Buprenorphine and methadone, another drug, are key weapons in the fight against opioid overdose. But in the fentanyl era, many doctors and patients have reported that starting treatment with buprenorphine in particular has become more difficult.
Many doctors have compensated for this by simply administering larger doses, which a growing number of studies show is both safe and effective. However, last month the FDA admitted that the labeling that comes with most oral buprenorphine is often viewed as an actual dosage limit.
Many insurers, both public and private, in turn used such dosing guidelines as justification for imposing requirements that forced providers to seek authorization before prescribing large doses, risking a potentially fatal delay in patient access. Some authorities have only recently lifted these restrictions. Perhaps most notably, the District of Columbia’s Medicaid agency has lifted prior authorization requirements for any dose under 32 milligrams. April.
“Current [buprenorphine] labeling has been misinterpreted by some as suggesting a maximum dosage of 16 or 24 milligrams per day, although the labeling does not explicitly state a maximum dosage,” said Marta Sokolowska, deputy director for substance use and behavioral health at the Center for Drug Evaluation the FDA. Research. The agency’s guidelines, she added, seek to clarify “that daily doses higher than 24 mg per day may be appropriate for some patients.”
The FDA wasn’t the only agency to increase the availability of buprenorphine in the past month. In addition, the Drug Enforcement Administration this week announced a long-awaited rule that will allow licensed prescribers to continue dispensing buprenorphine via telemedicine, a continuation of Covid-era policies that have thus far led to improvements in access without any corresponding cause danger.
The policy allows patients to continue receiving buprenorphine for six months, after which they will likely require an in-person examination before continuing on the medication.
“We understand the difficulties some patients have accessing medical providers in person, and we want to ease this burden while providing safeguards to keep patients safe,” Anne Milgram, the DEA administrator, said in a statement.
A separate rule, also issued this week by the DEA, would create a special registration process for providers who want to dispense other controlled substances via telemedicine, but the proposal was released in draft form, meaning the Trump administration is not required to implement it feed.
Finally, on January 8, the Substance Abuse and Mental Health Services Administration announced a significant change in the way it regulates contingency management, a behavioral health intervention that offers financial rewards, such as gift cards, to people who reduce their drug use.
SAMHSA had previously capped funding for contingency management services at $75 per year, a level experts said was far too low to create real behavior change.

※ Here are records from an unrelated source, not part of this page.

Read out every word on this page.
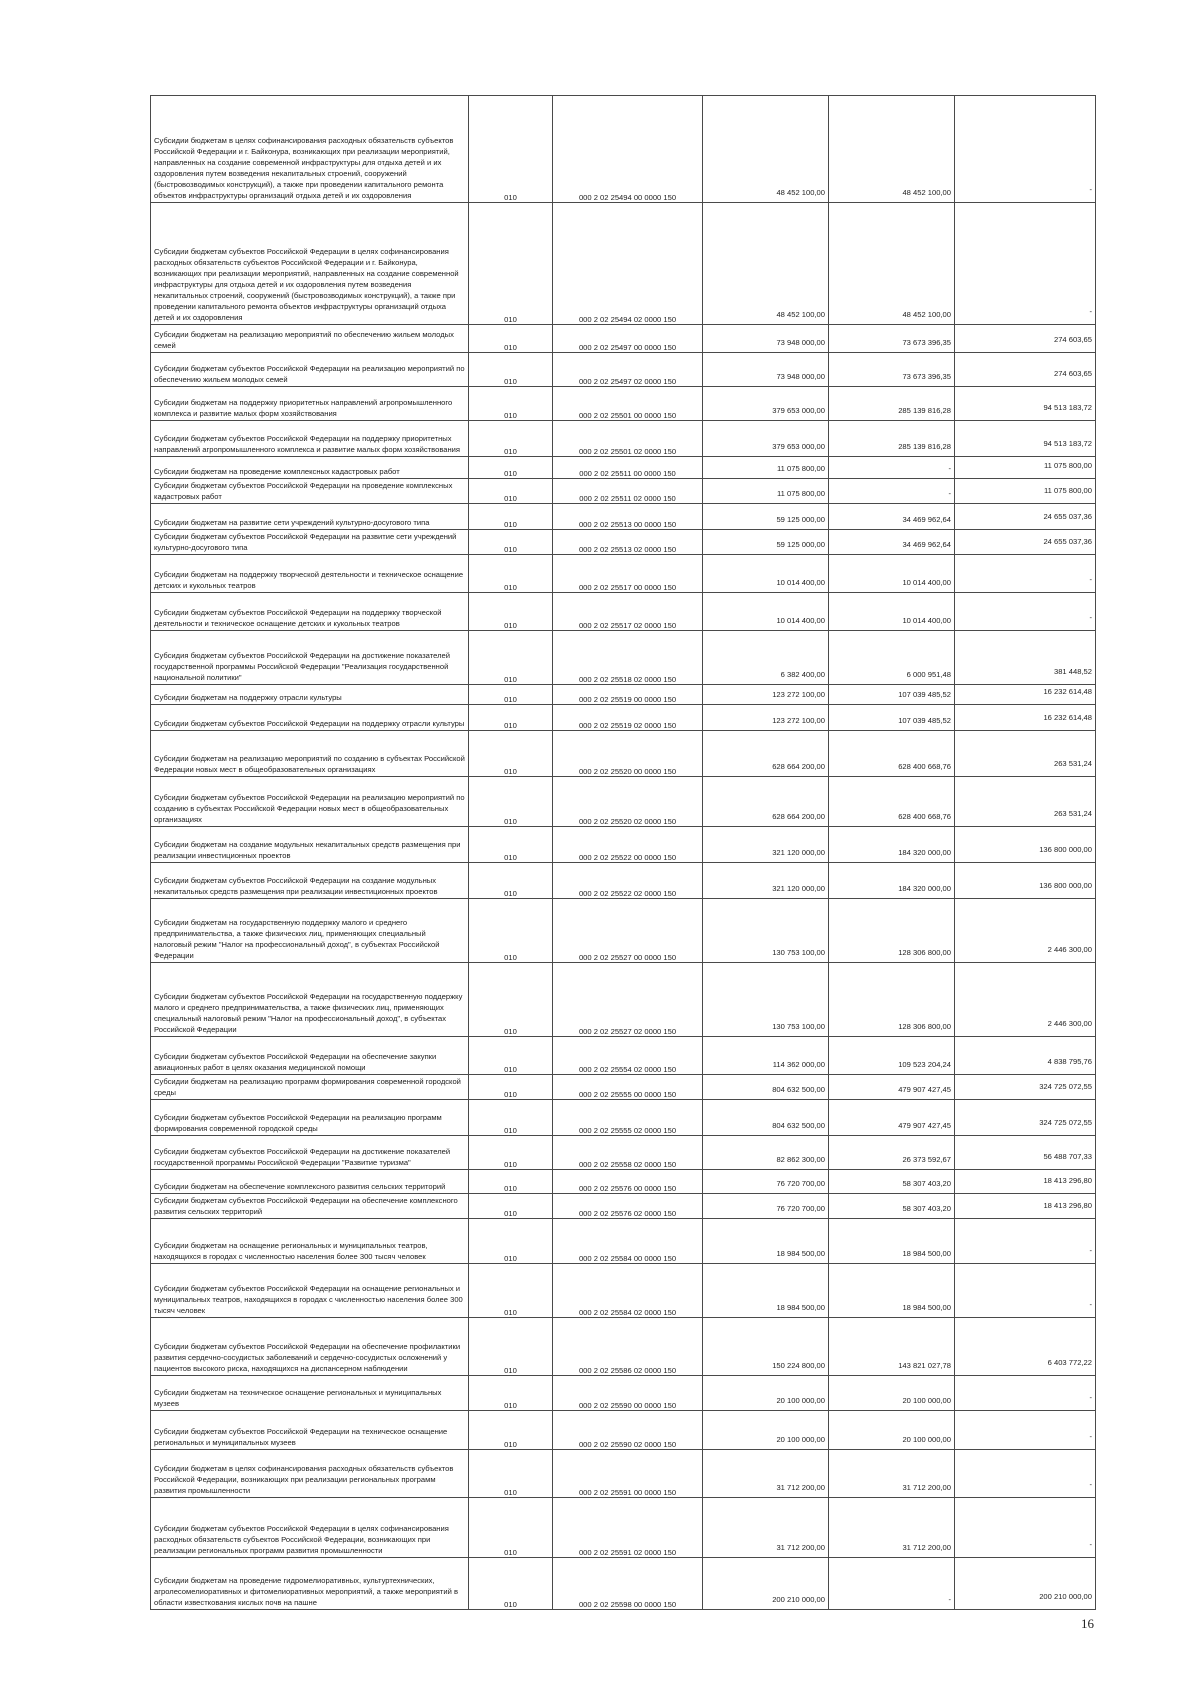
Субсидии бюджетам в целях софинансирования расходных обязательств субъектов Российской Федерации и г. Байконура, возникающих при реализации мероприятий, направленных на создание современной инфраструктуры для отдыха детей и их оздоровления путем возведения некапитальных строений, сооружений (быстровозводимых конструкций), а также при проведении капитального ремонта объектов инфраструктуры организаций отдыха детей и их оздоровления	010	000 2 02 25494 00 0000 150	48 452 100,00	48 452 100,00	-

Субсидии бюджетам субъектов Российской Федерации в целях софинансирования расходных обязательств субъектов Российской Федерации и г. Байконура, возникающих при реализации мероприятий, направленных на создание современной инфраструктуры для отдыха детей и их оздоровления путем возведения некапитальных строений, сооружений (быстровозводимых конструкций), а также при проведении капитального ремонта объектов инфраструктуры организаций отдыха детей и их оздоровления	010	000 2 02 25494 02 0000 150	48 452 100,00	48 452 100,00	-

Субсидии бюджетам на реализацию мероприятий по обеспечению жильем молодых семей	010	000 2 02 25497 00 0000 150	73 948 000,00	73 673 396,35	274 603,65

Субсидии бюджетам субъектов Российской Федерации на реализацию мероприятий по обеспечению жильем молодых семей	010	000 2 02 25497 02 0000 150	73 948 000,00	73 673 396,35	274 603,65

Субсидии бюджетам на поддержку приоритетных направлений агропромышленного комплекса и развитие малых форм хозяйствования	010	000 2 02 25501 00 0000 150	379 653 000,00	285 139 816,28	94 513 183,72

Субсидии бюджетам субъектов Российской Федерации на поддержку приоритетных направлений агропромышленного комплекса и развитие малых форм хозяйствования	010	000 2 02 25501 02 0000 150	379 653 000,00	285 139 816,28	94 513 183,72

Субсидии бюджетам на проведение комплексных кадастровых работ	010	000 2 02 25511 00 0000 150	11 075 800,00	-	11 075 800,00

Субсидии бюджетам субъектов Российской Федерации на проведение комплексных кадастровых работ	010	000 2 02 25511 02 0000 150	11 075 800,00	-	11 075 800,00

Субсидии бюджетам на развитие сети учреждений культурно-досугового типа	010	000 2 02 25513 00 0000 150	59 125 000,00	34 469 962,64	24 655 037,36

Субсидии бюджетам субъектов Российской Федерации на развитие сети учреждений культурно-досугового типа	010	000 2 02 25513 02 0000 150	59 125 000,00	34 469 962,64	24 655 037,36

Субсидии бюджетам на поддержку творческой деятельности и техническое оснащение детских и кукольных театров	010	000 2 02 25517 00 0000 150	10 014 400,00	10 014 400,00	-

Субсидии бюджетам субъектов Российской Федерации на поддержку творческой деятельности и техническое оснащение детских и кукольных театров	010	000 2 02 25517 02 0000 150	10 014 400,00	10 014 400,00	-

Субсидия бюджетам субъектов Российской Федерации на достижение показателей государственной программы Российской Федерации "Реализация государственной национальной политики"	010	000 2 02 25518 02 0000 150	6 382 400,00	6 000 951,48	381 448,52

Субсидии бюджетам на поддержку отрасли культуры	010	000 2 02 25519 00 0000 150	123 272 100,00	107 039 485,52	16 232 614,48

Субсидии бюджетам субъектов Российской Федерации на поддержку отрасли культуры	010	000 2 02 25519 02 0000 150	123 272 100,00	107 039 485,52	16 232 614,48

Субсидии бюджетам на реализацию мероприятий по созданию в субъектах Российской Федерации новых мест в общеобразовательных организациях	010	000 2 02 25520 00 0000 150	628 664 200,00	628 400 668,76	263 531,24

Субсидии бюджетам субъектов Российской Федерации на реализацию мероприятий по созданию в субъектах Российской Федерации новых мест в общеобразовательных организациях	010	000 2 02 25520 02 0000 150	628 664 200,00	628 400 668,76	263 531,24

Субсидии бюджетам на создание модульных некапитальных средств размещения при реализации инвестиционных проектов	010	000 2 02 25522 00 0000 150	321 120 000,00	184 320 000,00	136 800 000,00

Субсидии бюджетам субъектов Российской Федерации на создание модульных некапитальных средств размещения при реализации инвестиционных проектов	010	000 2 02 25522 02 0000 150	321 120 000,00	184 320 000,00	136 800 000,00

Субсидии бюджетам на государственную поддержку малого и среднего предпринимательства, а также физических лиц, применяющих специальный налоговый режим "Налог на профессиональный доход", в субъектах Российской Федерации	010	000 2 02 25527 00 0000 150	130 753 100,00	128 306 800,00	2 446 300,00

Субсидии бюджетам субъектов Российской Федерации на государственную поддержку малого и среднего предпринимательства, а также физических лиц, применяющих специальный налоговый режим "Налог на профессиональный доход", в субъектах Российской Федерации	010	000 2 02 25527 02 0000 150	130 753 100,00	128 306 800,00	2 446 300,00

Субсидии бюджетам субъектов Российской Федерации на обеспечение закупки авиационных работ в целях оказания медицинской помощи	010	000 2 02 25554 02 0000 150	114 362 000,00	109 523 204,24	4 838 795,76

Субсидии бюджетам на реализацию программ формирования современной городской среды	010	000 2 02 25555 00 0000 150	804 632 500,00	479 907 427,45	324 725 072,55

Субсидии бюджетам субъектов Российской Федерации на реализацию программ формирования современной городской среды	010	000 2 02 25555 02 0000 150	804 632 500,00	479 907 427,45	324 725 072,55

Субсидии бюджетам субъектов Российской Федерации на достижение показателей государственной программы Российской Федерации "Развитие туризма"	010	000 2 02 25558 02 0000 150	82 862 300,00	26 373 592,67	56 488 707,33

Субсидии бюджетам на обеспечение комплексного развития сельских территорий	010	000 2 02 25576 00 0000 150	76 720 700,00	58 307 403,20	18 413 296,80

Субсидии бюджетам субъектов Российской Федерации на обеспечение комплексного развития сельских территорий	010	000 2 02 25576 02 0000 150	76 720 700,00	58 307 403,20	18 413 296,80

Субсидии бюджетам на оснащение региональных и муниципальных театров, находящихся в городах с численностью населения более 300 тысяч человек	010	000 2 02 25584 00 0000 150	18 984 500,00	18 984 500,00	-

Субсидии бюджетам субъектов Российской Федерации на оснащение региональных и муниципальных театров, находящихся в городах с численностью населения более 300 тысяч человек	010	000 2 02 25584 02 0000 150	18 984 500,00	18 984 500,00	-

Субсидии бюджетам субъектов Российской Федерации на обеспечение профилактики развития сердечно-сосудистых заболеваний и сердечно-сосудистых осложнений у пациентов высокого риска, находящихся на диспансерном наблюдении	010	000 2 02 25586 02 0000 150	150 224 800,00	143 821 027,78	6 403 772,22

Субсидии бюджетам на техническое оснащение региональных и муниципальных музеев	010	000 2 02 25590 00 0000 150	20 100 000,00	20 100 000,00	-

Субсидии бюджетам субъектов Российской Федерации на техническое оснащение региональных и муниципальных музеев	010	000 2 02 25590 02 0000 150	20 100 000,00	20 100 000,00	-

Субсидии бюджетам в целях софинансирования расходных обязательств субъектов Российской Федерации, возникающих при реализации региональных программ развития промышленности	010	000 2 02 25591 00 0000 150	31 712 200,00	31 712 200,00	-

Субсидии бюджетам субъектов Российской Федерации в целях софинансирования расходных обязательств субъектов Российской Федерации, возникающих при реализации региональных программ развития промышленности	010	000 2 02 25591 02 0000 150	31 712 200,00	31 712 200,00	-

Субсидии бюджетам на проведение гидромелиоративных, культуртехнических, агролесомелиоративных и фитомелиоративных мероприятий, а также мероприятий в области известкования кислых почв на пашне	010	000 2 02 25598 00 0000 150	200 210 000,00	-	200 210 000,00
16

The new $750 cap could lead to greater use of contingency management, which is seen as a particularly promising treatment for cocaine and methamphetamine addiction, especially since no medications are currently approved to treat addiction to either substance.
Although drug deaths had increased sharply in the years leading up to Biden’s inauguration and skyrocketed in 2020 during the Covid-19 pandemic, the numbers still rose to record highs during his time in office. Only recently, after the overdose death rate hovered above 110,000 per year for about a year, did drug deaths begin to decline.
While some advocates criticized the Biden administration for failing to address the drug crisis with the appropriate urgency, the past four years mark a significant shift in U.S. drug policy.
Under Biden, the federal government has taken steps to increase access to addiction medications like methadone and buprenorphine, most notably through the first overhaul of methadone clinic regulations in more than two decades. It also codified the repeal of the “X-waiver,” a special registration that doctors had to obtain before prescribing buprenorphine.
Federal policy has also shifted away from abstinence-only strategies and toward harm reduction—in short, a recognition that while eliminating substance use may be for the best, simply reducing it can still yield meaningful improvements in health. And while the government never formally sanctioned the practice of controlled consumption, it looked the other way when two locations opened in New York City and a third opened in Rhode Island.